Your Sense energy monitor measures your home’s electricity consumption with a simple installation process requiring no major modifications to your wiring. I’d like to explain how we can achieve that — and, for a bit of “fun,” to take a detour into the physics of electromagnetism. First, the main points:
- Sense continuously measures voltage and current, which it uses to compute power consumption and to distinguish the electrical signatures of your appliances.
- To measure current, we use a contactless current transformer (CT), which can be clipped onto your home’s main wires without disconnecting them.
- CTs take advantage of the relationship between electricity and magnetism to non-invasively measure the current flowing in a wire.
To measure electric power, we need to know two quantities: voltage and current. To use a common analogy, voltage is like water pressure; it’s the “force” which pushes electrons through electrical devices, like water pressure pushes water through a pipe. Current is like water flow; it measures the rate at which electrons move through the wire. Multiply the two together, and you get power.
We measure voltage by connecting to a single circuit breaker. Just like checking a bike’s tire pressure at the valve, the pressure at that one point is the same as the pressure everywhere. However, without a clever use of physics (not a Sense innovation, to be sure), measuring current is trickier. To measure all the electric current flowing to every device in your house, we would need to run all the electricity through our monitor, like it runs through your electric meter. Frankly, that just seems like a bit too much responsibility! We definitely prefer Sense installation to be less invasive than that, and thanks to electromagnetism, it can be.
Electricity and magnetism are so fundamentally linked that physics considers them not just related, but manifestations of the same phenomenon. The premise of their relationship is that electricity in motion (such as electrons moving in a wire, powering your tea kettle) produces a magnetic field, and a changing magnetic field produces an electric field (which can in turn push electrons down a wire. To power your tea kettle!) This interaction has profound implications even in the absence of electrons and wires, as the equations which link electricity and magnetism also form the classical theory explaining light itself.
This relationship between electricity and magnetism is used in electric generators to produce most of the world’s electricity. Motion created by turbines is used to rotate electrical conductors within magnetic fields, thus inducing electric current which is sent to customers. Conversely, a large portion of that generated electricity is consumed doing just the opposite, inside electric motors. In motors, electric current is used to make moving magnetic fields, which cause a shaft to rotate.
That was all just introduction. The star of this article is the transformer. Along with the generators that supply the power grid, transformers are key to power distribution. In a transformer, electric current passes through coils of wire wrapped around a magnetically “permeable” material (called a core), where it produces a changing magnetic field in that core. Rather than using that magnetic field to cause motion, like a motor, it passes through another coil of wire where it induces an electric current. The benefit of this arrangement is that by having a different number of turns in the “primary” coil and the “secondary” coil, the voltage can be changed up or down. As I discussed briefly in “What is Split-Phase Power,” more voltage means getting more done with less current. For long-distance power transmission, less current means thinner wires. So, with transformers, voltage from a generator can be raised to much higher voltages for long-distance transmission, then lowered to safer household levels for use.

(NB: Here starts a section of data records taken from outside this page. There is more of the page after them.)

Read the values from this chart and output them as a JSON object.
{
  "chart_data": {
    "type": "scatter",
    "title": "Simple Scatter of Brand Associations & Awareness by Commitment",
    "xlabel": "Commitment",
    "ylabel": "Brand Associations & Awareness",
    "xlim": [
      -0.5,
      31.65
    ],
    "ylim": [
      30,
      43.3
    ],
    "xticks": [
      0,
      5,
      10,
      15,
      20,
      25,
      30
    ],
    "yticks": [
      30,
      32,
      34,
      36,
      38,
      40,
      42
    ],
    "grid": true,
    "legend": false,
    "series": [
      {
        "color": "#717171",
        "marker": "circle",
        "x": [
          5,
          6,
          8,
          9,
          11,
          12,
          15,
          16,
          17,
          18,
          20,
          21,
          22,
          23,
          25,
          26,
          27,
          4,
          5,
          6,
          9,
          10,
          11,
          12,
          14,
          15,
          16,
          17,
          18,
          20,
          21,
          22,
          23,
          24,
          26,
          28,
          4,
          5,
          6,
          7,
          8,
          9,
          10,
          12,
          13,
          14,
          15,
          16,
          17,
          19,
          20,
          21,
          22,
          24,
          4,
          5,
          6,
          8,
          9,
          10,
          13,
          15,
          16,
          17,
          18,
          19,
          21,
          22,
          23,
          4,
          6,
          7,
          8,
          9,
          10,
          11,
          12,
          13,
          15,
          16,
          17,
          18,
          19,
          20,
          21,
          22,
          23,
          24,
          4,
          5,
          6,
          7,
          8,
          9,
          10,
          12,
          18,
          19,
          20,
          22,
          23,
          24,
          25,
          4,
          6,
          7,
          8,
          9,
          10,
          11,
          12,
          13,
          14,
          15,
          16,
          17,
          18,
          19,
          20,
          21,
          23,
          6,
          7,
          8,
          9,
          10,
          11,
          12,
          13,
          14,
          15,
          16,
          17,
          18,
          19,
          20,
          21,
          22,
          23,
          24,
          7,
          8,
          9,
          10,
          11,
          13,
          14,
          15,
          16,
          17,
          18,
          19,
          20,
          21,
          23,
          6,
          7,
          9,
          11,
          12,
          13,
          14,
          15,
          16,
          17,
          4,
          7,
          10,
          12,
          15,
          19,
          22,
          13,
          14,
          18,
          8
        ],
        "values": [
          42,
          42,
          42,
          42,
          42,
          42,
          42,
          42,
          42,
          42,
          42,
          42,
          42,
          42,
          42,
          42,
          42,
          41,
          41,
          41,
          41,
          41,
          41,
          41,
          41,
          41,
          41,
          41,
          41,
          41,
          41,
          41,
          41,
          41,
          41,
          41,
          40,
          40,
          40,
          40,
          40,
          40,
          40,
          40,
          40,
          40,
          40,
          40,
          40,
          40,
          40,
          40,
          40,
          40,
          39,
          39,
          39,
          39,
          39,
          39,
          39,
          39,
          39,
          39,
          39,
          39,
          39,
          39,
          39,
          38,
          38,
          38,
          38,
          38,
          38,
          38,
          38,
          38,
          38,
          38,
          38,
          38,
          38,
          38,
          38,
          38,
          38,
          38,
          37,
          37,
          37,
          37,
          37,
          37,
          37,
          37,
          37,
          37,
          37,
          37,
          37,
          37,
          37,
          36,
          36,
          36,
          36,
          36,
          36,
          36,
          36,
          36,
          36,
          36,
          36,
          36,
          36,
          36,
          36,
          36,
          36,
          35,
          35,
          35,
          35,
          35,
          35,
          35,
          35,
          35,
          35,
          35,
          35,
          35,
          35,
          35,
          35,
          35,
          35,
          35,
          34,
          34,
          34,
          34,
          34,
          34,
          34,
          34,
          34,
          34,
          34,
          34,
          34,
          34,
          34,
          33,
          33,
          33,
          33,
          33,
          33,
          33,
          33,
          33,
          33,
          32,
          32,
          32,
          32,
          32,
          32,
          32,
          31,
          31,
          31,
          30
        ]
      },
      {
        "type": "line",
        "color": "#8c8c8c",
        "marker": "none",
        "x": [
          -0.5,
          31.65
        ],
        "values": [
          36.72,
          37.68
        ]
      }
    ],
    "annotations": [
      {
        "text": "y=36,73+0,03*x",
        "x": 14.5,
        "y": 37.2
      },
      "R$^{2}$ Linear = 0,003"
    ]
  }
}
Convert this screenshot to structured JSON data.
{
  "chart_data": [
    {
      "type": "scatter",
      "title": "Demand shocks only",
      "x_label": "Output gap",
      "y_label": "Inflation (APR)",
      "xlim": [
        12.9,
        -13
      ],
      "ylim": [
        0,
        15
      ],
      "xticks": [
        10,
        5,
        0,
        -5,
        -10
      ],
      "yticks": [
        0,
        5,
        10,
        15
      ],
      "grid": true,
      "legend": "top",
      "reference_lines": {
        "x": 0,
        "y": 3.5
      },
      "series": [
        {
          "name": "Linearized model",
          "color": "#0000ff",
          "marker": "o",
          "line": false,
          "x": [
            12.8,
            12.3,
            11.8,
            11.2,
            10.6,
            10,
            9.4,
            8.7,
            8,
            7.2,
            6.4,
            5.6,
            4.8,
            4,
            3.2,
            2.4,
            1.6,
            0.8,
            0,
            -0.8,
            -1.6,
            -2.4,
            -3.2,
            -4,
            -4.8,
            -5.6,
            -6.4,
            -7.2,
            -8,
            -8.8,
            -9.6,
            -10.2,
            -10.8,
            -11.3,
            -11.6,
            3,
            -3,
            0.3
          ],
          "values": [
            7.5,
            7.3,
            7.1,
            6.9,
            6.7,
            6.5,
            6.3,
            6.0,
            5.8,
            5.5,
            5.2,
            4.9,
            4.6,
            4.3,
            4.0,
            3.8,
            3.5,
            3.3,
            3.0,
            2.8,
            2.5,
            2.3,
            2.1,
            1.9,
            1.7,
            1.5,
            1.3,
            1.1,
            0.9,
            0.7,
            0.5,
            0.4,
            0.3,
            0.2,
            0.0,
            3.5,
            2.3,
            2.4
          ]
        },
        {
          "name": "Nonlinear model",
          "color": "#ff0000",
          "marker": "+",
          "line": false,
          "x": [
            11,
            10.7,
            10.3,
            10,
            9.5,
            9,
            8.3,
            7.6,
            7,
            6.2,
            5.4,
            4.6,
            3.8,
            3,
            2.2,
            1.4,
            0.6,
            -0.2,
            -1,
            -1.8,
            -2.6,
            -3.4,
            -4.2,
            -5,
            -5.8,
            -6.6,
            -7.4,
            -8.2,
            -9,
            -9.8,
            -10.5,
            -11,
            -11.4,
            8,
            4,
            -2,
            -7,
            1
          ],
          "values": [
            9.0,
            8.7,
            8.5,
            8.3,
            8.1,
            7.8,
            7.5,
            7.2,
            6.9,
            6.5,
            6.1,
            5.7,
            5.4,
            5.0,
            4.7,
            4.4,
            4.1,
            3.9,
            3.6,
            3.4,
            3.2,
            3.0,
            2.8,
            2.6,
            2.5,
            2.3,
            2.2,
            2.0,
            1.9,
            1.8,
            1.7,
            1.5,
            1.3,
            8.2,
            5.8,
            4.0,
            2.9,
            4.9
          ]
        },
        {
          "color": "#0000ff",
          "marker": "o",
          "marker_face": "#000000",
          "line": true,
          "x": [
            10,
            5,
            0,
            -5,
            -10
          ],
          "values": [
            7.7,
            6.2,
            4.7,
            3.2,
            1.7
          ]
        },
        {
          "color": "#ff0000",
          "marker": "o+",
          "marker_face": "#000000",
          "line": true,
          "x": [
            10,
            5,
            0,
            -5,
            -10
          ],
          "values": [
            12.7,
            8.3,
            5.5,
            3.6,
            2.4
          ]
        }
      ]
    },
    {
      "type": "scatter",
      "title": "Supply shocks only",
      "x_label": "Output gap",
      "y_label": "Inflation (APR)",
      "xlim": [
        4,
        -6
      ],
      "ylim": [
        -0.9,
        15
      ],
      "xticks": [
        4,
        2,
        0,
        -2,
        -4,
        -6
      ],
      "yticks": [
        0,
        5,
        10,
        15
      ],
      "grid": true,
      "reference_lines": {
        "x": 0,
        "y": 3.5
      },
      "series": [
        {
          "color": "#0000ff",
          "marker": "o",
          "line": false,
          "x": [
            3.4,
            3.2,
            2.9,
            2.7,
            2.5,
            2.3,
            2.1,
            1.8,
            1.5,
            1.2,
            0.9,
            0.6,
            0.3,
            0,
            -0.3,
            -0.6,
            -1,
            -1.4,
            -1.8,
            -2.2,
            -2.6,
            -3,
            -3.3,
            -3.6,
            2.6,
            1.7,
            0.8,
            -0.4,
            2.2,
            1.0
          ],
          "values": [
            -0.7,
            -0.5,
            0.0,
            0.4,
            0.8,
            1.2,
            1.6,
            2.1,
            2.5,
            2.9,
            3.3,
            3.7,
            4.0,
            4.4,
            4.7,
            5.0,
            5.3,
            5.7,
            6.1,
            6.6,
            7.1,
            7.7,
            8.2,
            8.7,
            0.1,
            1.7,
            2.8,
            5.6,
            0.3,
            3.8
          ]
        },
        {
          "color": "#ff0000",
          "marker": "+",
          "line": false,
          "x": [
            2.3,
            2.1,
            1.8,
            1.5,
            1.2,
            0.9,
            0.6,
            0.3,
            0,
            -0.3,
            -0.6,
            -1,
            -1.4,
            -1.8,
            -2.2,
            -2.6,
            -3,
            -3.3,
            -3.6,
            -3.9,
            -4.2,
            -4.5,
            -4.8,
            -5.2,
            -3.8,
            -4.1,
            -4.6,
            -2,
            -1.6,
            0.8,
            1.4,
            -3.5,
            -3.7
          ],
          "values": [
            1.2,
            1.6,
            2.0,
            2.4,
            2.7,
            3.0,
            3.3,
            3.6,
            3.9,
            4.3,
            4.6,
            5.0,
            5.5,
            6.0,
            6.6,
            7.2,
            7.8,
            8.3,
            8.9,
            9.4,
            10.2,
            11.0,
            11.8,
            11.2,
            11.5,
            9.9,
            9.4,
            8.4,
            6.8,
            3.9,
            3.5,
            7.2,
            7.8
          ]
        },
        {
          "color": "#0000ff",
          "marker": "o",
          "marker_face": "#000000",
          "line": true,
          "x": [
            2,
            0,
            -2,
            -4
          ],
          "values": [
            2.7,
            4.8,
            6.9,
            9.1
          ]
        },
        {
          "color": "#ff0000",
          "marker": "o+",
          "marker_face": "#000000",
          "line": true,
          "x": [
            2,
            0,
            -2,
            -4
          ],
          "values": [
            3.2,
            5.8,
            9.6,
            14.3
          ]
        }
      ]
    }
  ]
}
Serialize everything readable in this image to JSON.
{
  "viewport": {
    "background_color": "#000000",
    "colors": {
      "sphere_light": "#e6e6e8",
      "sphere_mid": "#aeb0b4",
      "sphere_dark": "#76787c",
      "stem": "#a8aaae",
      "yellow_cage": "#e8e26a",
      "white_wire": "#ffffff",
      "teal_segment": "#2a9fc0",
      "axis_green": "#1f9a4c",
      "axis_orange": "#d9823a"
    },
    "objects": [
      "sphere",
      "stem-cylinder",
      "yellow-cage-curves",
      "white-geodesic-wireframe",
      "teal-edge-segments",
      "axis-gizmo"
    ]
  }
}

This brings me to the current transformer, or CT. The physics of transformers doesn’t require the coil of wire to be tight. By passing a current-carrying wire through the center of a ring-shaped magnetic core, and winding that core with a long coil of wire, we effectively create a transformer! The wire passing through the core acts as a single turn of wire for our purposes, and the magnetic field its current produces is guided by the core through that secondary coil. In a CT, the secondary coil is wound many times. In the Sense CT, it has 3,000 turns. Due to the ratio of coils between the secondary and primary, the secondary will always carry 1/3,000 the current of the primary. When a Sense CT is placed around your home’s main wires, at their full current capacity of 200 amps, only 67 milliamps will flow in each CT — a very manageable current! We can measure that much more easily than if we were to measure the full 200 amps directly.
To me, the most important benefit of measuring current indirectly is the ease of installation. The core of the CT can be split into two parts for installation, and clamped together for measurement. That means that instead of disconnecting a home’s main wires to pass them through CTs, the CTs can simply be clipped around those wires without ever disconnecting them. This is important for a safe installation, because those mains are always live, even when the main breaker is shut off.
As always, it’s been fun to dive into the physics underlying Sense’s operation, and how we can make Sense installation simple and safe. Happy Sensing!